Hodgkin Lymphoma

RATHL: Phase III Randomized Study of Response-Adapted Therapy Using Fludeoxyglucose F18(FDG)-PET/CT Imaging in Patients With Newly Diagnosed Stage II-IV Hodgkin Lymphoma

NCT00678327

 The UK National Cancer Research Institute Lymphoma Clinical Studies Group through the Cancer Research UK/UCL Trials Office, London. In collaboration with the Gruppo Italiano per lo Studio dei Linfomi, the Australasian Leukaemia and Lymphoma Group, the All Ireland Cooperative Oncology Research Group, and Centres in the Nordic Countries.

Exactly 1,200 patients will be registered in the trial after full staging including FDG-PET imaging. All patients receive two courses of full-dose ABVD (doxorubicin [Adriamycin], bleomycin, vinblastine, dacarbazine) chemotherapy and then undergo a repeat FDG-PET scan. Patients who become PET-negative are randomized between ABVD and AVD, the omission of bleomycin aiming to reduce lung toxicity while achieving an equivalent outcome. Those who remain PET-positive undergo treatment escalation with the BEACOPP (bleomycin, etoposide, doxorubicin [Adriamycin], cyclophosphamide, vincristine, procarbazine, prednisone) regimen, thereby attempting to improve remission rates.

Advanced Hodgkin lymphoma is often curable, but with standard ABVD chemotherapy initial treatment still fails in around one-quarter of patients, and, in those who are cured, late toxicity remains a significant problem. Cure rates might be increased using more intensive initial treatment, but the resulting toxicity would be unacceptable if those with a good chance of cure using standard therapy were subjected to the high-dose regimen. Baseline clinicopathologic characteristics are poor discriminators in this respect, but there is increasing evidence that FDG-PET functional imaging can give accurate prognostic information if performed early during the course of treatment. The aim of this trial is to prospectively evaluate the use of FDG-PET in early assessment of treatment response. The imaging information will guide selective escalation of therapy for those with a poor prognosis and provide the basis for testing de-escalation of treatment to minimize long-term toxicity for those with a good initial response.

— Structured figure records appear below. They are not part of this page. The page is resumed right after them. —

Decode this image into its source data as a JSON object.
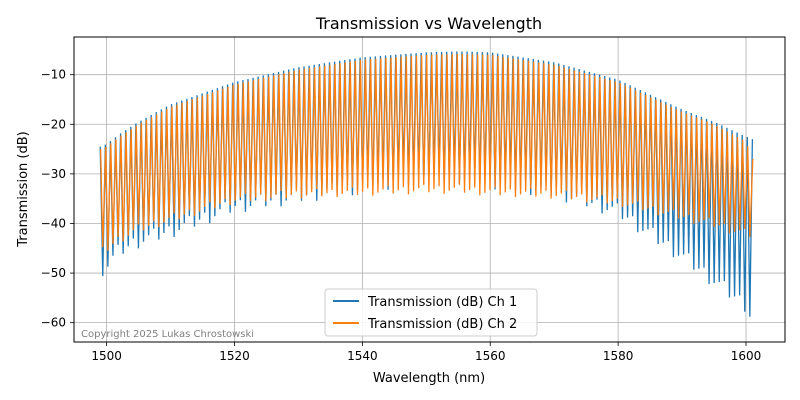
{
  "chart_data": {
    "type": "line",
    "title": "Transmission vs Wavelength",
    "xlabel": "Wavelength (nm)",
    "ylabel": "Transmission (dB)",
    "xlim": [
      1494.9,
      1606.1
    ],
    "ylim": [
      -63.9,
      -2.4
    ],
    "xticks": [
      1500,
      1520,
      1540,
      1560,
      1580,
      1600
    ],
    "yticks": [
      -10,
      -20,
      -30,
      -40,
      -50,
      -60
    ],
    "grid": true,
    "legend_position": "lower-center",
    "copyright": "Copyright 2025 Lukas Chrostowski",
    "sampling": {
      "x_start": 1499,
      "x_end": 1601,
      "fringe_period_nm": 0.8,
      "note": ""
    },
    "series": [
      {
        "name": "Transmission (dB) Ch 1",
        "color": "#1f77b4",
        "envelope_x": [
          1499,
          1500,
          1502,
          1505,
          1510,
          1520,
          1530,
          1540,
          1550,
          1555,
          1560,
          1570,
          1580,
          1590,
          1595,
          1600,
          1601
        ],
        "envelope_max_db": [
          -24.5,
          -24,
          -22,
          -19.5,
          -16,
          -11.5,
          -8.5,
          -6.5,
          -5.5,
          -5.3,
          -5.5,
          -7.5,
          -11,
          -17,
          -19.5,
          -22.5,
          -23
        ],
        "envelope_min_db": [
          -51,
          -50,
          -47,
          -45,
          -43,
          -38,
          -36,
          -34,
          -32,
          -32,
          -33,
          -35,
          -39,
          -48,
          -53,
          -58,
          -61
        ]
      },
      {
        "name": "Transmission (dB) Ch 2",
        "color": "#ff7f0e",
        "envelope_x": [
          1499,
          1500,
          1502,
          1505,
          1510,
          1520,
          1530,
          1540,
          1550,
          1555,
          1560,
          1570,
          1580,
          1590,
          1595,
          1600,
          1601
        ],
        "envelope_max_db": [
          -25,
          -24.5,
          -22.5,
          -20,
          -16.5,
          -12,
          -9,
          -7,
          -6,
          -5.8,
          -6,
          -8,
          -11.5,
          -17.5,
          -20,
          -23.5,
          -27
        ],
        "envelope_min_db": [
          -47,
          -46,
          -44,
          -42,
          -40,
          -36,
          -35,
          -34.5,
          -34,
          -34,
          -34.5,
          -35,
          -36.5,
          -39.5,
          -41,
          -43,
          -43
        ]
      }
    ]
  }
}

 An important issue for PET scanning that has not been adequately addressed in publications to date is that of reproducibility. The interpretation of FDG-PET scans is an evolving field with person-to-person and center-to-center variation. This study uses a standardized approach to the central reporting of PET scan results, validated by using them to guide subsequent therapy. This trial is an important test of the prospective use of FDG-PET scanning to modulate the intensity of treatment for advanced Hodgkin lymphoma. The study will provide a high level of statistical power for the randomized question and will also give information on a large cohort of patients treated with intensification following a positive CT-PET scan. Because there will be some cross-over between the randomized arms, mainly with reduction of bleomycin dose for patients developing pulmonary toxicity, the power of the analysis may be slightly reduced.